Islam,  Women's Rights

Forced and underage marriage: three perspectives

Religious commentators are certainly capable of spinning a more benign reading out of unpalatable doctrine – such as those Catholics who can’t quite bring themselves to deny Hell but ingeniously suggest that perhaps, even though it certainly exists, no one is actually there.

There are various ways in which people can grapple with the (contestedly contested) age of Aisha on marriage and its applicability to Muslims today. Although it is high profile Hamza Tzortzis whose take on this issue at a recent debate has received most attention, Faraz Nomani’s response to the initial challenge is even worse. On being questioned – quite gently – about the implications of the case of an eight year old girl who died of internal injuries following her marriage to a forty year old man in Yemen, Nomani asked (1:55).

Had she reached puberty?

An audience member responded:

Does it matter?

to which he replied:

Of course it matters

I wondered at this point whether the more adroit Tzortis found his colleague’s intervention fully helpful.

Amina Wadud by (welcome) contrast, finds in her religion more reason to restrict than encourage underage marriage:

Despite this flexibility and diversity there are still certain principles against which no law can be deemed “Islamic”. The number one principle is “justice”. Ibn al-Jayziyyah has stated, “the objective (or maqasid) of Shari’ah is justice”. Should anyone be able to show that justice cannot be met, then the law must be reformed. In the case above, the overwhelming evidence shows that child marriages are harmful, even fatal, thus cannot be “Islamic”.

Next, an interesting profile in the New York Times of senior prosecutor, Nazir Afzal:

Mr. Afzal does not mince words when he speaks about the “hundreds of young British girls who have their clitoris cut off in genital mutilation every year.” He is adamant that human rights must always trump cultural rights. “There are problems in minority communities that can’t be taboo,” he said. “No community should be allowed to give refuge to men who commit crimes against women.”

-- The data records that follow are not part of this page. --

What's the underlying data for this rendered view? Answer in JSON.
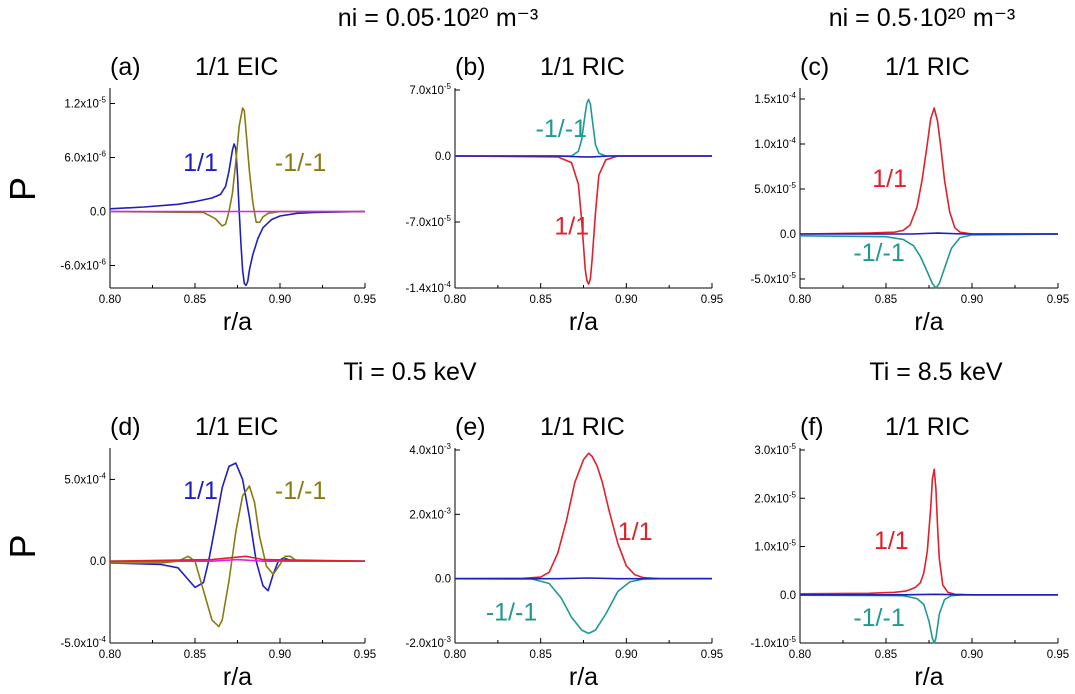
{
  "headers": {
    "ni_low": "ni = 0.05·10²⁰ m⁻³",
    "ni_high": "ni = 0.5·10²⁰ m⁻³",
    "ti_low": "Ti = 0.5 keV",
    "ti_high": "Ti = 8.5 keV"
  },
  "colors": {
    "blue": "#1f1fbf",
    "olive": "#8a7a12",
    "teal": "#1f9a92",
    "red": "#e0202a",
    "magenta": "#e020e0",
    "axis": "#000000"
  },
  "chart_data": [
    {
      "id": "a",
      "type": "line",
      "label": "(a)",
      "title": "1/1 EIC",
      "xlabel": "r/a",
      "ylabel": "P",
      "xlim": [
        0.8,
        0.95
      ],
      "ylim": [
        -8.5e-06,
        1.35e-05
      ],
      "xticks": [
        "0.80",
        "0.85",
        "0.90",
        "0.95"
      ],
      "yticks": [
        {
          "value": 1.2e-05,
          "mant": "1.2x10",
          "exp": "-5"
        },
        {
          "value": 6e-06,
          "mant": "6.0x10",
          "exp": "-6"
        },
        {
          "value": 0,
          "mant": "0.0",
          "exp": ""
        },
        {
          "value": -6e-06,
          "mant": "-6.0x10",
          "exp": "-6"
        }
      ],
      "series": [
        {
          "name": "1/1",
          "color": "blue",
          "label_at": [
            0.843,
            4.5e-06
          ],
          "x": [
            0.8,
            0.82,
            0.84,
            0.85,
            0.86,
            0.865,
            0.868,
            0.87,
            0.872,
            0.873,
            0.874,
            0.875,
            0.876,
            0.877,
            0.878,
            0.879,
            0.88,
            0.881,
            0.882,
            0.884,
            0.887,
            0.89,
            0.895,
            0.9,
            0.91,
            0.92,
            0.95
          ],
          "y": [
            3e-07,
            5e-07,
            8e-07,
            1.1e-06,
            1.5e-06,
            1.9e-06,
            2.8e-06,
            4.5e-06,
            6.8e-06,
            7.5e-06,
            7e-06,
            4e-06,
            0.0,
            -3.5e-06,
            -6.5e-06,
            -8e-06,
            -8.2e-06,
            -7.8e-06,
            -6.5e-06,
            -4.8e-06,
            -3e-06,
            -1.8e-06,
            -9e-07,
            -5e-07,
            -2e-07,
            -1e-07,
            0.0
          ]
        },
        {
          "name": "-1/-1",
          "color": "olive",
          "label_at": [
            0.897,
            4.5e-06
          ],
          "x": [
            0.8,
            0.855,
            0.862,
            0.866,
            0.868,
            0.87,
            0.872,
            0.874,
            0.876,
            0.878,
            0.879,
            0.88,
            0.882,
            0.884,
            0.886,
            0.888,
            0.89,
            0.893,
            0.9,
            0.95
          ],
          "y": [
            0.0,
            -1e-07,
            -8e-07,
            -1.6e-06,
            -1.4e-06,
            0.0,
            2e-06,
            5.5e-06,
            9.5e-06,
            1.15e-05,
            1.12e-05,
            9e-06,
            4.5e-06,
            1e-06,
            -1.2e-06,
            -1.2e-06,
            -6e-07,
            -2e-07,
            0.0,
            0.0
          ]
        },
        {
          "name": "",
          "color": "magenta",
          "x": [
            0.8,
            0.95
          ],
          "y": [
            0.0,
            0.0
          ]
        }
      ]
    },
    {
      "id": "b",
      "type": "line",
      "label": "(b)",
      "title": "1/1 RIC",
      "xlabel": "r/a",
      "ylabel": "",
      "xlim": [
        0.8,
        0.95
      ],
      "ylim": [
        -0.00014,
        7e-05
      ],
      "xticks": [
        "0.80",
        "0.85",
        "0.90",
        "0.95"
      ],
      "yticks": [
        {
          "value": 7e-05,
          "mant": "7.0x10",
          "exp": "-5"
        },
        {
          "value": 0,
          "mant": "0.0",
          "exp": ""
        },
        {
          "value": -7e-05,
          "mant": "-7.0x10",
          "exp": "-5"
        },
        {
          "value": -0.00014,
          "mant": "-1.4x10",
          "exp": "-4"
        }
      ],
      "series": [
        {
          "name": "-1/-1",
          "color": "teal",
          "label_at": [
            0.847,
            2e-05
          ],
          "x": [
            0.8,
            0.868,
            0.872,
            0.874,
            0.876,
            0.877,
            0.878,
            0.879,
            0.88,
            0.882,
            0.884,
            0.888,
            0.95
          ],
          "y": [
            0.0,
            0.0,
            5e-06,
            1.8e-05,
            4.5e-05,
            5.6e-05,
            6e-05,
            5.5e-05,
            4e-05,
            1.2e-05,
            3e-06,
            0.0,
            0.0
          ]
        },
        {
          "name": "1/1",
          "color": "red",
          "label_at": [
            0.858,
            -8.3e-05
          ],
          "x": [
            0.8,
            0.86,
            0.868,
            0.872,
            0.874,
            0.876,
            0.877,
            0.878,
            0.879,
            0.88,
            0.882,
            0.884,
            0.888,
            0.895,
            0.95
          ],
          "y": [
            0.0,
            -1e-06,
            -7e-06,
            -3e-05,
            -7e-05,
            -0.00012,
            -0.000132,
            -0.000136,
            -0.00013,
            -0.00011,
            -6e-05,
            -2e-05,
            -4e-06,
            0.0,
            0.0
          ]
        },
        {
          "name": "",
          "color": "blue",
          "x": [
            0.8,
            0.86,
            0.875,
            0.88,
            0.89,
            0.95
          ],
          "y": [
            0.0,
            0.0,
            -1e-06,
            -1e-06,
            0.0,
            0.0
          ]
        }
      ]
    },
    {
      "id": "c",
      "type": "line",
      "label": "(c)",
      "title": "1/1 RIC",
      "xlabel": "r/a",
      "ylabel": "",
      "xlim": [
        0.8,
        0.95
      ],
      "ylim": [
        -6e-05,
        0.00016
      ],
      "xticks": [
        "0.80",
        "0.85",
        "0.90",
        "0.95"
      ],
      "yticks": [
        {
          "value": 0.00015,
          "mant": "1.5x10",
          "exp": "-4"
        },
        {
          "value": 0.0001,
          "mant": "1.0x10",
          "exp": "-4"
        },
        {
          "value": 5e-05,
          "mant": "5.0x10",
          "exp": "-5"
        },
        {
          "value": 0,
          "mant": "0.0",
          "exp": ""
        },
        {
          "value": -5e-05,
          "mant": "-5.0x10",
          "exp": "-5"
        }
      ],
      "series": [
        {
          "name": "1/1",
          "color": "red",
          "label_at": [
            0.842,
            5.2e-05
          ],
          "x": [
            0.8,
            0.84,
            0.855,
            0.86,
            0.864,
            0.868,
            0.871,
            0.874,
            0.876,
            0.878,
            0.88,
            0.882,
            0.884,
            0.887,
            0.89,
            0.893,
            0.9,
            0.95
          ],
          "y": [
            0.0,
            1e-06,
            2e-06,
            4e-06,
            1e-05,
            3e-05,
            6e-05,
            0.0001,
            0.000128,
            0.00014,
            0.000125,
            9.5e-05,
            6e-05,
            2.5e-05,
            7e-06,
            2e-06,
            0.0,
            0.0
          ]
        },
        {
          "name": "-1/-1",
          "color": "teal",
          "label_at": [
            0.831,
            -3e-05
          ],
          "x": [
            0.8,
            0.85,
            0.86,
            0.866,
            0.87,
            0.874,
            0.877,
            0.879,
            0.881,
            0.884,
            0.888,
            0.893,
            0.9,
            0.95
          ],
          "y": [
            -2e-06,
            -3e-06,
            -6e-06,
            -1.3e-05,
            -2.5e-05,
            -4.2e-05,
            -5.5e-05,
            -6e-05,
            -5.5e-05,
            -3.8e-05,
            -1.6e-05,
            -4e-06,
            -1e-06,
            0.0
          ]
        },
        {
          "name": "",
          "color": "blue",
          "x": [
            0.8,
            0.865,
            0.88,
            0.895,
            0.95
          ],
          "y": [
            0.0,
            0.0,
            1e-06,
            0.0,
            0.0
          ]
        }
      ]
    },
    {
      "id": "d",
      "type": "line",
      "label": "(d)",
      "title": "1/1 EIC",
      "xlabel": "r/a",
      "ylabel": "P",
      "xlim": [
        0.8,
        0.95
      ],
      "ylim": [
        -0.0005,
        0.00068
      ],
      "xticks": [
        "0.80",
        "0.85",
        "0.90",
        "0.95"
      ],
      "yticks": [
        {
          "value": 0.0005,
          "mant": "5.0x10",
          "exp": "-4"
        },
        {
          "value": 0,
          "mant": "0.0",
          "exp": ""
        },
        {
          "value": -0.0005,
          "mant": "-5.0x10",
          "exp": "-4"
        }
      ],
      "series": [
        {
          "name": "1/1",
          "color": "blue",
          "label_at": [
            0.843,
            0.00038
          ],
          "x": [
            0.8,
            0.83,
            0.84,
            0.845,
            0.85,
            0.855,
            0.858,
            0.862,
            0.866,
            0.87,
            0.874,
            0.878,
            0.882,
            0.886,
            0.89,
            0.893,
            0.896,
            0.899,
            0.902,
            0.905,
            0.91,
            0.92,
            0.95
          ],
          "y": [
            -1e-05,
            -2e-05,
            -4e-05,
            -0.0001,
            -0.00016,
            -0.00013,
            0.0,
            0.00022,
            0.00045,
            0.00058,
            0.0006,
            0.0005,
            0.00027,
            0.0,
            -0.00015,
            -0.00018,
            -8e-05,
            0.0,
            2e-05,
            1e-05,
            0.0,
            0.0,
            0.0
          ]
        },
        {
          "name": "-1/-1",
          "color": "olive",
          "label_at": [
            0.897,
            0.00038
          ],
          "x": [
            0.8,
            0.83,
            0.84,
            0.846,
            0.85,
            0.855,
            0.86,
            0.864,
            0.866,
            0.87,
            0.874,
            0.878,
            0.882,
            0.885,
            0.888,
            0.892,
            0.896,
            0.9,
            0.903,
            0.906,
            0.91,
            0.92,
            0.95
          ],
          "y": [
            -1e-05,
            -1e-05,
            0.0,
            3e-05,
            0.0,
            -0.00018,
            -0.00036,
            -0.0004,
            -0.00036,
            -0.00012,
            0.00018,
            0.0004,
            0.00046,
            0.00036,
            0.00015,
            -3e-05,
            -8e-05,
            -2e-05,
            3e-05,
            3e-05,
            0.0,
            0.0,
            0.0
          ]
        },
        {
          "name": "",
          "color": "magenta",
          "x": [
            0.8,
            0.86,
            0.875,
            0.89,
            0.95
          ],
          "y": [
            0.0,
            0.0,
            1e-05,
            0.0,
            0.0
          ]
        },
        {
          "name": "",
          "color": "red",
          "x": [
            0.8,
            0.86,
            0.87,
            0.88,
            0.89,
            0.95
          ],
          "y": [
            0.0,
            1e-05,
            2e-05,
            3e-05,
            1e-05,
            0.0
          ]
        }
      ]
    },
    {
      "id": "e",
      "type": "line",
      "label": "(e)",
      "title": "1/1 RIC",
      "xlabel": "r/a",
      "ylabel": "",
      "xlim": [
        0.8,
        0.95
      ],
      "ylim": [
        -0.002,
        0.004
      ],
      "xticks": [
        "0.80",
        "0.85",
        "0.90",
        "0.95"
      ],
      "yticks": [
        {
          "value": 0.004,
          "mant": "4.0x10",
          "exp": "-3"
        },
        {
          "value": 0.002,
          "mant": "2.0x10",
          "exp": "-3"
        },
        {
          "value": 0,
          "mant": "0.0",
          "exp": ""
        },
        {
          "value": -0.002,
          "mant": "-2.0x10",
          "exp": "-3"
        }
      ],
      "series": [
        {
          "name": "1/1",
          "color": "red",
          "label_at": [
            0.895,
            0.0012
          ],
          "x": [
            0.8,
            0.84,
            0.85,
            0.855,
            0.86,
            0.865,
            0.87,
            0.875,
            0.878,
            0.88,
            0.883,
            0.886,
            0.89,
            0.895,
            0.9,
            0.905,
            0.91,
            0.92,
            0.95
          ],
          "y": [
            0.0,
            1e-05,
            5e-05,
            0.0002,
            0.0008,
            0.0018,
            0.003,
            0.0037,
            0.0039,
            0.0038,
            0.0035,
            0.003,
            0.0021,
            0.0011,
            0.0004,
            0.00012,
            3e-05,
            0.0,
            0.0
          ]
        },
        {
          "name": "-1/-1",
          "color": "teal",
          "label_at": [
            0.818,
            -0.0013
          ],
          "x": [
            0.8,
            0.845,
            0.855,
            0.862,
            0.868,
            0.874,
            0.878,
            0.882,
            0.888,
            0.895,
            0.902,
            0.91,
            0.92,
            0.95
          ],
          "y": [
            0.0,
            -1e-05,
            -0.00015,
            -0.0006,
            -0.0012,
            -0.0016,
            -0.0017,
            -0.0016,
            -0.0011,
            -0.0004,
            -0.0001,
            -1e-05,
            0.0,
            0.0
          ]
        },
        {
          "name": "",
          "color": "blue",
          "x": [
            0.8,
            0.86,
            0.878,
            0.895,
            0.95
          ],
          "y": [
            0.0,
            0.0,
            2e-05,
            0.0,
            0.0
          ]
        }
      ]
    },
    {
      "id": "f",
      "type": "line",
      "label": "(f)",
      "title": "1/1 RIC",
      "xlabel": "r/a",
      "ylabel": "",
      "xlim": [
        0.8,
        0.95
      ],
      "ylim": [
        -1e-05,
        3e-05
      ],
      "xticks": [
        "0.80",
        "0.85",
        "0.90",
        "0.95"
      ],
      "yticks": [
        {
          "value": 3e-05,
          "mant": "3.0x10",
          "exp": "-5"
        },
        {
          "value": 2e-05,
          "mant": "2.0x10",
          "exp": "-5"
        },
        {
          "value": 1e-05,
          "mant": "1.0x10",
          "exp": "-5"
        },
        {
          "value": 0,
          "mant": "0.0",
          "exp": ""
        },
        {
          "value": -1e-05,
          "mant": "-1.0x10",
          "exp": "-5"
        }
      ],
      "series": [
        {
          "name": "1/1",
          "color": "red",
          "label_at": [
            0.843,
            9.5e-06
          ],
          "x": [
            0.8,
            0.84,
            0.855,
            0.862,
            0.867,
            0.87,
            0.872,
            0.874,
            0.876,
            0.877,
            0.878,
            0.879,
            0.88,
            0.881,
            0.883,
            0.886,
            0.89,
            0.9,
            0.95
          ],
          "y": [
            2e-07,
            3e-07,
            5e-07,
            8e-07,
            1.5e-06,
            2.5e-06,
            4.5e-06,
            9e-06,
            1.8e-05,
            2.4e-05,
            2.6e-05,
            2.2e-05,
            1.4e-05,
            7.5e-06,
            2e-06,
            5e-07,
            1e-07,
            0.0,
            0.0
          ]
        },
        {
          "name": "-1/-1",
          "color": "teal",
          "label_at": [
            0.831,
            -6.5e-06
          ],
          "x": [
            0.8,
            0.86,
            0.868,
            0.872,
            0.875,
            0.877,
            0.878,
            0.879,
            0.881,
            0.884,
            0.888,
            0.895,
            0.95
          ],
          "y": [
            -1e-07,
            -2e-07,
            -8e-07,
            -2e-06,
            -5.5e-06,
            -9e-06,
            -1e-05,
            -9e-06,
            -4e-06,
            -1e-06,
            -2e-07,
            0.0,
            0.0
          ]
        },
        {
          "name": "",
          "color": "blue",
          "x": [
            0.8,
            0.86,
            0.878,
            0.895,
            0.95
          ],
          "y": [
            0.0,
            0.0,
            1e-07,
            0.0,
            0.0
          ]
        }
      ]
    }
  ]
}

Forced marriage is a particular concern:

It was in 2004 that Mr. Afzal, a father of one daughter and three sons, had his own wake-up call when a group of women came to see him. One told of a girl who had burned herself to death to avoid a forced marriage. She had been 17, the same age his daughter is now. Another recounted the story of a woman who had been on the run from her family for more than eight years after refusing to marry a man she did not know. His visitors pressed Mr. Afzal to use his office to bring honor crimes and forced marriages out of the shadows and into the courtroom.

Finally – returning to the topic of conciliatory Catholics – perhaps I missed something, but I’m surprised this news of the Pope’s suggestion that atheists might be saved didn’t attract still more attention:

Francis has written a long, open letter to the founder of La Repubblica newspaper, Eugenio Scalfari, stating that non-believers would be forgiven by God if they followed their consciences.